Those with minimal disease may be cured with a four-month versus six-month treatment regimen
TUESDAY, Nov. 6, 2018 (HealthDay News) — Stratifying tuberculosis (TB) patients by disease severity may enable shorter treatment regimens, according to a study published online Nov. 5 in Nature Medicine.
Marjorie Z. Imperial, from the University of California at San Francisco, and colleagues conducted a pooled analysis using publicly available data from the Platform for Aggregation of Clinical TB Studies (3,405 participants) for three pivotal TB trials that failed to show the efficacy of four-month treatments over the standard six-month treatment duration. Patients were retrospectively stratified into minimal, moderate, and severe disease categories.

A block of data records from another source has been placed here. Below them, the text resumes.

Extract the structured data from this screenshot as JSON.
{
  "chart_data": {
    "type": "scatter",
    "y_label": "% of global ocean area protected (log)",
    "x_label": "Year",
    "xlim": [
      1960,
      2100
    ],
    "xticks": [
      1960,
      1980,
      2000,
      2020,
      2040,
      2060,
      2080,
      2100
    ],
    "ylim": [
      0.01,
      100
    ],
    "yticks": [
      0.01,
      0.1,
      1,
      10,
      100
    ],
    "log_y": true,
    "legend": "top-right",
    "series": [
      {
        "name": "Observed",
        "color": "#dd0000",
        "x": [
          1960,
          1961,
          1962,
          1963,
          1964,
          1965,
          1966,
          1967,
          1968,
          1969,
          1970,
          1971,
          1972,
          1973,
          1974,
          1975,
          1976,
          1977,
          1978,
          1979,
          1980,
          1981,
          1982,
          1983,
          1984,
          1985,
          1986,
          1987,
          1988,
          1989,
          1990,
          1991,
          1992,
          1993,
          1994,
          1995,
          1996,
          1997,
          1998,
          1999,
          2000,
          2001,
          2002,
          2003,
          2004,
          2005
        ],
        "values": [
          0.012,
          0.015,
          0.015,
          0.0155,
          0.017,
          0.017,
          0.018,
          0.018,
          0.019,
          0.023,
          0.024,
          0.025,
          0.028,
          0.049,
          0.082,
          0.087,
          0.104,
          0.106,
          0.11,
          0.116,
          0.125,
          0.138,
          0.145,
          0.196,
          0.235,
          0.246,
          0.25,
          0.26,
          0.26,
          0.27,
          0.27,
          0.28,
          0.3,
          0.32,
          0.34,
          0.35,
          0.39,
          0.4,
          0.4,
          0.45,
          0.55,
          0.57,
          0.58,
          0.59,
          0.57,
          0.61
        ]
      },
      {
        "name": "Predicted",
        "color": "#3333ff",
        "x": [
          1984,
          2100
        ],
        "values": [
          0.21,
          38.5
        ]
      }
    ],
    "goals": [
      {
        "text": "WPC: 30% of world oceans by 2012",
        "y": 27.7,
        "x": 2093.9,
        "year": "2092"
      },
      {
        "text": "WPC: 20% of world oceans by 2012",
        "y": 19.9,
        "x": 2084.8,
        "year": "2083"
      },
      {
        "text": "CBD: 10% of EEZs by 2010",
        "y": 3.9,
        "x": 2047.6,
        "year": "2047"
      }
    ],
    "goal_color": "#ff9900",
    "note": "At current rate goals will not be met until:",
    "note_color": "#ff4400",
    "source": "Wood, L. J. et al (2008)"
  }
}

The researchers found that a baseline smear grade of 3+ relative to <2+, HIV seropositivity and adherence of ≤90 percent were significant risk factors for an unfavorable outcome. For patients with minimal disease defined by <2+ sputum smear grade or noncavitary disease, four-month regimens were noninferior. High smear grades and cavitation together defined a hard-to-treat phenotype that may require treatment durations of longer than six months to cure.
“Regimen duration can be selected with greater precision to improve outcomes, providing a stratified medicine approach as an alternative to the ‘one-size-fits-all’ treatment currently used worldwide,” the authors write.